We know there is only one row in the resultset, so we use indexing [0] to get to it, then convert it into something we can use in JavaScript via the oddly named toJSON() function.

The second answer just involves a bit more SQL:

const res2 = (await db.sql`
FROM pizza 
SELECT 
  category, 
  COUNT (*) AS n_orders
GROUP BY 1
ORDER BY 2 DESC
`)[0].toJSON()

document.getElementById("category").innerHTML = 
  res2.category + ": " + res2.n_orders.toLocaleString()

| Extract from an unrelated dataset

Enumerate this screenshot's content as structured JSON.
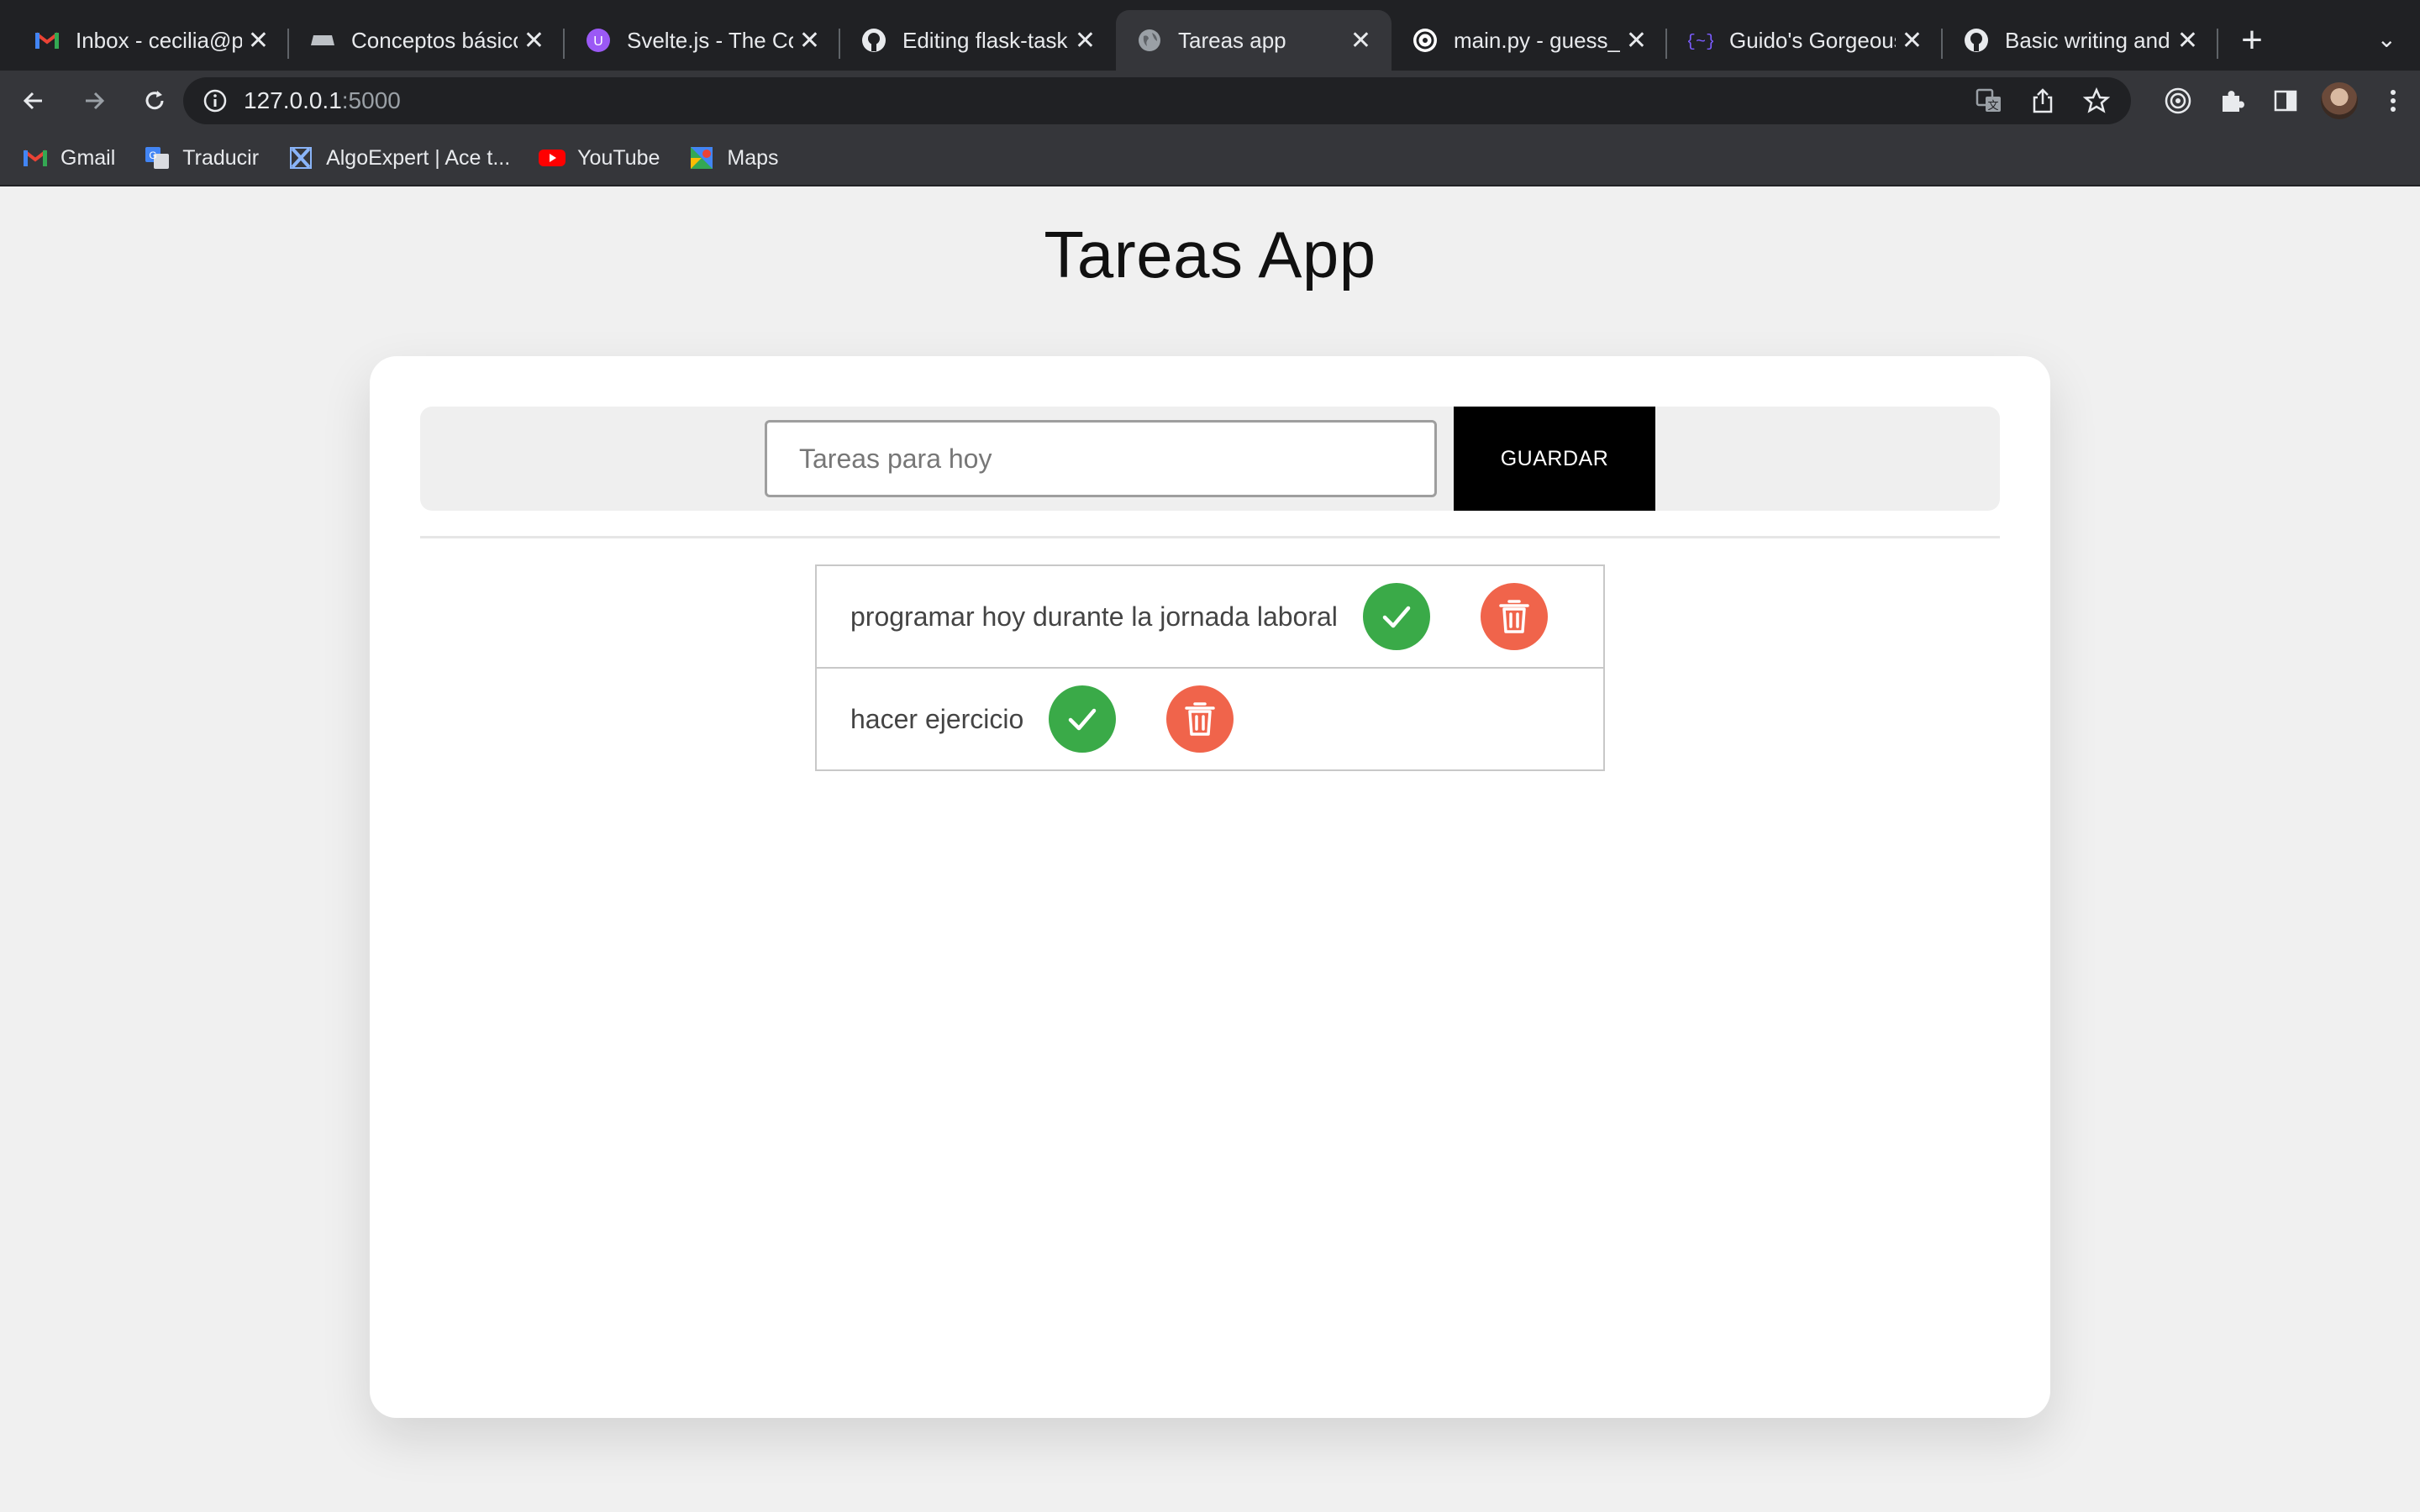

and, the third just does more post-resultset JavaScript machinations:

const res3 = (await db.sql`
FROM pizza 
SELECT 
  date_part('year', order_date) AS year, 
  SUM(revenue) AS total_revenue
GROUP BY 1
ORDER BY 2 DESC
`).map(d => d.toJSON())

document.getElementById("revenue").innerHTML = 
  res3.map(d => 
    `${d.year}: $${d.total_revenue.toLocaleString()}`
  ).join("; ")

Adding in automatic (like Lit, Svelte, React, Vue, etc.) “reactivity” (where component changes trigger other actions) or manual (think “form submit”) “reactivity” is something you will need to layer on. DuckDB WASM is just another data component for you to work with.